The New York Host: if Cruz and Sanders narrowly win their respective Wisconsin primaries in two weeks - as polls currently indicate -- New York becomes fairly decisive. As of now, Trump and Clinton lead.

The cliché that two weeks or days is a lifetime in politics is true - e.g., in the NY Democratic presidential primary in 1980, Carter led Kennedy by 20 with two weeks to go yet lost by 20 (because of a perceived anti-Israel UN vote). Still, bet on Trump heavily in New York because, whatever his sins, he certainly has a "New Yawk" personality and Cowboy Cruz in cowboys boots mocking "New York values" is as bad a political fit in the Empire State as there probably ever has been.

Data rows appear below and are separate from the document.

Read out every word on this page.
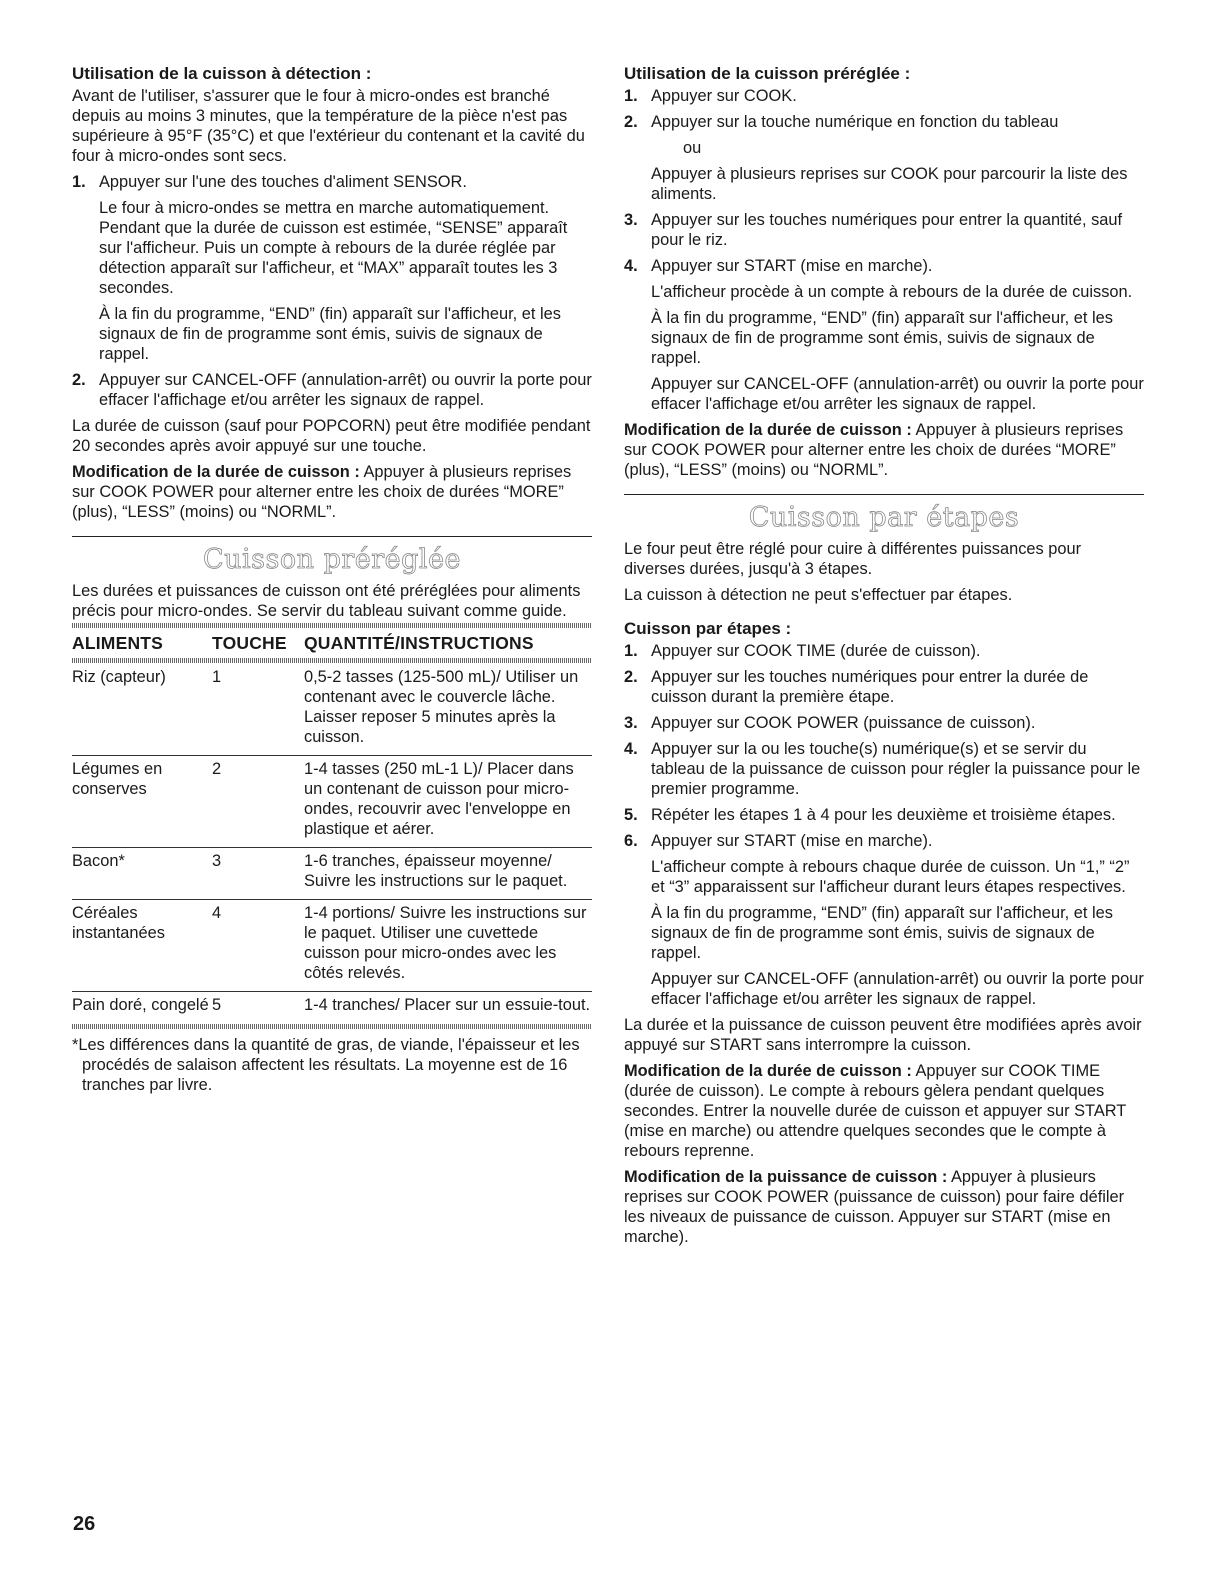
Utilisation de la cuisson à détection :

Avant de l'utiliser, s'assurer que le four à micro-ondes est branché depuis au moins 3 minutes, que la température de la pièce n'est pas supérieure à 95°F (35°C) et que l'extérieur du contenant et la cavité du four à micro-ondes sont secs.

1. Appuyer sur l'une des touches d'aliment SENSOR.

Le four à micro-ondes se mettra en marche automatiquement. Pendant que la durée de cuisson est estimée, “SENSE” apparaît sur l'afficheur. Puis un compte à rebours de la durée réglée par détection apparaît sur l'afficheur, et “MAX” apparaît toutes les 3 secondes.

À la fin du programme, “END” (fin) apparaît sur l'afficheur, et les signaux de fin de programme sont émis, suivis de signaux de rappel.

2. Appuyer sur CANCEL-OFF (annulation-arrêt) ou ouvrir la porte pour effacer l'affichage et/ou arrêter les signaux de rappel.

La durée de cuisson (sauf pour POPCORN) peut être modifiée pendant 20 secondes après avoir appuyé sur une touche.

Modification de la durée de cuisson : Appuyer à plusieurs reprises sur COOK POWER pour alterner entre les choix de durées “MORE” (plus), “LESS” (moins) ou “NORML”.

Cuisson préréglée

Les durées et puissances de cuisson ont été préréglées pour aliments précis pour micro-ondes. Se servir du tableau suivant comme guide.

ALIMENTS	TOUCHE	QUANTITÉ/INSTRUCTIONS

Riz (capteur)	1	0,5-2 tasses (125-500 mL)/ Utiliser un contenant avec le couvercle lâche. Laisser reposer 5 minutes après la cuisson.
Légumes en conserves	2	1-4 tasses (250 mL-1 L)/ Placer dans un contenant de cuisson pour micro-ondes, recouvrir avec l'enveloppe en plastique et aérer.
Bacon*	3	1-6 tranches, épaisseur moyenne/ Suivre les instructions sur le paquet.
Céréales instantanées	4	1-4 portions/ Suivre les instructions sur le paquet. Utiliser une cuvettede cuisson pour micro-ondes avec les côtés relevés.
Pain doré, congelé	5	1-4 tranches/ Placer sur un essuie-tout.

*Les différences dans la quantité de gras, de viande, l'épaisseur et les procédés de salaison affectent les résultats. La moyenne est de 16 tranches par livre.

Utilisation de la cuisson préréglée :

1. Appuyer sur COOK.

2. Appuyer sur la touche numérique en fonction du tableau

ou

Appuyer à plusieurs reprises sur COOK pour parcourir la liste des aliments.

3. Appuyer sur les touches numériques pour entrer la quantité, sauf pour le riz.

4. Appuyer sur START (mise en marche).

L'afficheur procède à un compte à rebours de la durée de cuisson.

À la fin du programme, “END” (fin) apparaît sur l'afficheur, et les signaux de fin de programme sont émis, suivis de signaux de rappel.

Appuyer sur CANCEL-OFF (annulation-arrêt) ou ouvrir la porte pour effacer l'affichage et/ou arrêter les signaux de rappel.

Modification de la durée de cuisson : Appuyer à plusieurs reprises sur COOK POWER pour alterner entre les choix de durées “MORE” (plus), “LESS” (moins) ou “NORML”.

Cuisson par étapes

Le four peut être réglé pour cuire à différentes puissances pour diverses durées, jusqu'à 3 étapes.

La cuisson à détection ne peut s'effectuer par étapes.

Cuisson par étapes :

1. Appuyer sur COOK TIME (durée de cuisson).

2. Appuyer sur les touches numériques pour entrer la durée de cuisson durant la première étape.

3. Appuyer sur COOK POWER (puissance de cuisson).

4. Appuyer sur la ou les touche(s) numérique(s) et se servir du tableau de la puissance de cuisson pour régler la puissance pour le premier programme.

5. Répéter les étapes 1 à 4 pour les deuxième et troisième étapes.

6. Appuyer sur START (mise en marche).

L'afficheur compte à rebours chaque durée de cuisson. Un “1,” “2” et “3” apparaissent sur l'afficheur durant leurs étapes respectives.

À la fin du programme, “END” (fin) apparaît sur l'afficheur, et les signaux de fin de programme sont émis, suivis de signaux de rappel.

Appuyer sur CANCEL-OFF (annulation-arrêt) ou ouvrir la porte pour effacer l'affichage et/ou arrêter les signaux de rappel.

La durée et la puissance de cuisson peuvent être modifiées après avoir appuyé sur START sans interrompre la cuisson.

Modification de la durée de cuisson : Appuyer sur COOK TIME (durée de cuisson). Le compte à rebours gèlera pendant quelques secondes. Entrer la nouvelle durée de cuisson et appuyer sur START (mise en marche) ou attendre quelques secondes que le compte à rebours reprenne.

Modification de la puissance de cuisson : Appuyer à plusieurs reprises sur COOK POWER (puissance de cuisson) pour faire défiler les niveaux de puissance de cuisson. Appuyer sur START (mise en marche).

26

Then all eyes turn to California and Pennsylvania a week later to see if he can get back on track toward a first round win with 1237 delegates.

As for the Democrats, usually the most liberal candidate statewide wins a primary, which would be Sanders. But though the less liberal, Hillary would likely over-perform in that role in upstate and the suburbs since she represented those areas...and would over-perform also among minorities in NYC. So it's very very unlikely she'd lose the state.

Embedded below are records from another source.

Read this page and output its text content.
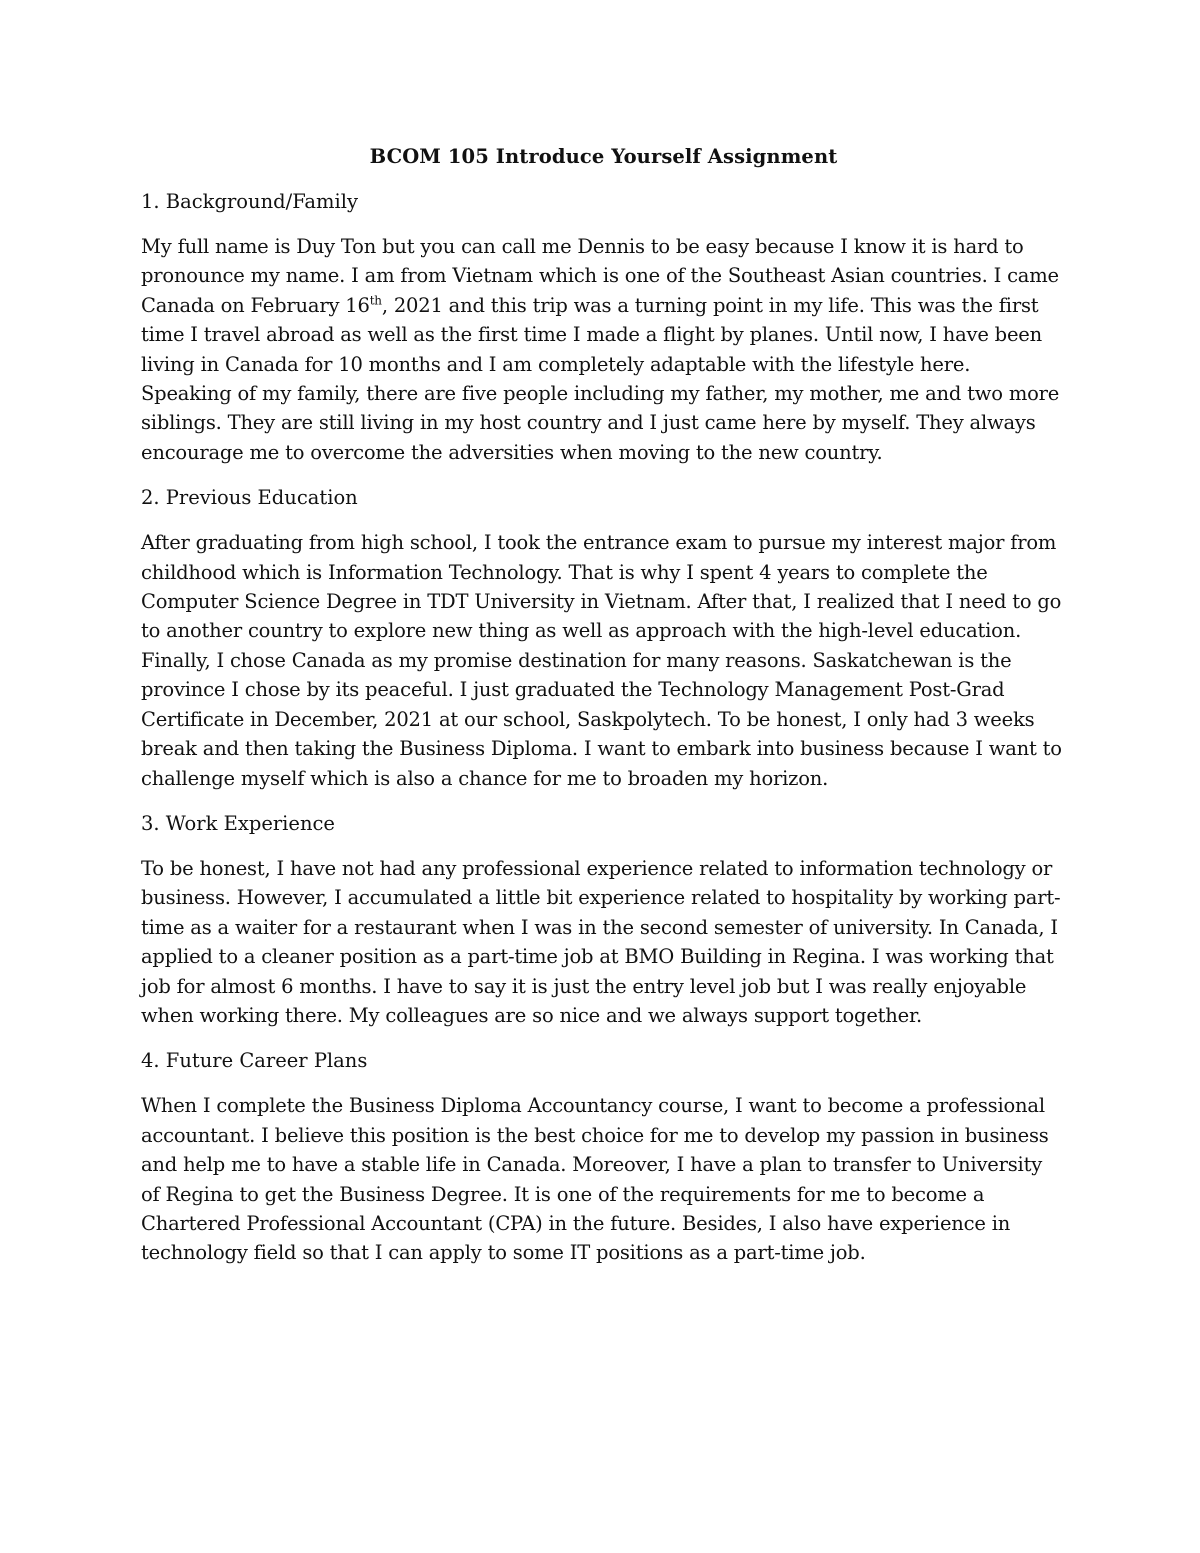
BCOM 105 Introduce Yourself Assignment
1. Background/Family

My full name is Duy Ton but you can call me Dennis to be easy because I know it is hard to pronounce my name. I am from Vietnam which is one of the Southeast Asian countries. I came Canada on February 16th, 2021 and this trip was a turning point in my life. This was the first time I travel abroad as well as the first time I made a flight by planes. Until now, I have been living in Canada for 10 months and I am completely adaptable with the lifestyle here. Speaking of my family, there are five people including my father, my mother, me and two more siblings. They are still living in my host country and I just came here by myself. They always encourage me to overcome the adversities when moving to the new country.

2. Previous Education

After graduating from high school, I took the entrance exam to pursue my interest major from childhood which is Information Technology. That is why I spent 4 years to complete the Computer Science Degree in TDT University in Vietnam. After that, I realized that I need to go to another country to explore new thing as well as approach with the high-level education. Finally, I chose Canada as my promise destination for many reasons. Saskatchewan is the province I chose by its peaceful. I just graduated the Technology Management Post-Grad Certificate in December, 2021 at our school, Saskpolytech. To be honest, I only had 3 weeks break and then taking the Business Diploma. I want to embark into business because I want to challenge myself which is also a chance for me to broaden my horizon.

3. Work Experience

To be honest, I have not had any professional experience related to information technology or business. However, I accumulated a little bit experience related to hospitality by working part-time as a waiter for a restaurant when I was in the second semester of university. In Canada, I applied to a cleaner position as a part-time job at BMO Building in Regina. I was working that job for almost 6 months. I have to say it is just the entry level job but I was really enjoyable when working there. My colleagues are so nice and we always support together.

4. Future Career Plans

When I complete the Business Diploma Accountancy course, I want to become a professional accountant. I believe this position is the best choice for me to develop my passion in business and help me to have a stable life in Canada. Moreover, I have a plan to transfer to University of Regina to get the Business Degree. It is one of the requirements for me to become a Chartered Professional Accountant (CPA) in the future. Besides, I also have experience in technology field so that I can apply to some IT positions as a part-time job.
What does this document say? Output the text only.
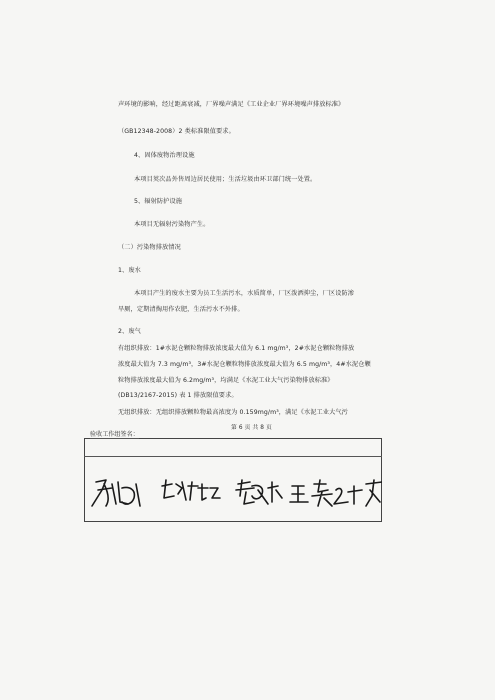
声环境的影响，经过距离衰减，厂界噪声满足《工业企业厂界环境噪声排放标准》
（GB12348-2008）2 类标准限值要求。
4、固体废物治理设施
本项目荚次品外售周边居民使用；生活垃圾由环卫部门统一处置。
5、辐射防护设施
本项目无辐射污染物产生。
（二）污染物排放情况
1、废水
本项目产生的废水主要为员工生活污水，水质简单，厂区泼洒抑尘，厂区设防渗
旱厕，定期清掏用作农肥，生活污水不外排。
2、废气
有组织排放：1#水泥仓颗粒物排放浓度最大值为 6.1 mg/m³，2#水泥仓颗粒物排放
浓度最大值为 7.3 mg/m³，3#水泥仓颗粒物排放浓度最大值为 6.5 mg/m³，4#水泥仓颗
粒物排放浓度最大值为 6.2mg/m³，均满足《水泥工业大气污染物排放标准》
(DB13/2167-2015) 表 1 排放限值要求。
无组织排放：无组织排放颗粒物最高浓度为 0.159mg/m³，满足《水泥工业大气污
第 6 页 共 8 页
验收工作组签名：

So we may witness an eerie replay of 1992 when frontrunner Bill unexpectedly lost Connecticut and came wounded into New York having to win there to main lock up the nomination. 42 did. 45 will also.

Social Issues, Again. The combination of the North Carolina law on transgenders in bathrooms - plus Chris Matthews's abortion Q to Trump, the FDA's easing of access to the non-surgical RU-486 abortifacient, Indiana's new law tightening access and forthcoming Supreme Court decision on Texas abortion - show that the culture wars are still politically salient. How do they cut? Will abortion fade as issue IF a Democrat wins and replaces the 5-4 Roe v. Wade majority with a 7-2 one?

Lamarche sees a difference between the abortion and sexual orientation issues. "More of those in the latter camp are realizing that they're simply on the wrong side of history here" while the former sincerely believe that abortion is the taking of a life. (In one sense that's understandable since it's largely impossible to show any harm when it comes to same sex marriage or transgenders in the bathrooms of their sexual identity.) And he laughs at the blatant hypocrisy of NC conservatives who talk incessantly about local control yet now insist that state law should overrule local ordinances, like the liberal one in Charlotte

Lowry agrees that "many pro-choice people just hoped that he abortion question would just go away after 1973 but quite to the contrary, here it still is." Q: while Trump got blasted for unthoughtfully saying that women should be punished if abortion were banned and they had one, wasn't he simply being logical since the crime of "murdering babies" - which 1 in 3 women will do in their lifetime - should then lead to criminal punishment? Rich concludes that, "while it is a profound moral wrong, the emotionally distressed woman shouldn't suffer further punishment but providers should."

This is of course a difficult issue but why would conservatives make a gallant allowance for women, who may or may not be emotionally upset, but not some robber pushed to the brink by, say, alcoholism, abuse or poverty? They appear to be logically trapped by their invocation of murder and then immediate political acquittal.

When it comes to transgenders and bathrooms, Rich has what he regards as a way out for states like NC - just build some separate bathrooms for use by those in this category. Smart or "an indicia of inferiority" under separate-but-equal? To be continued.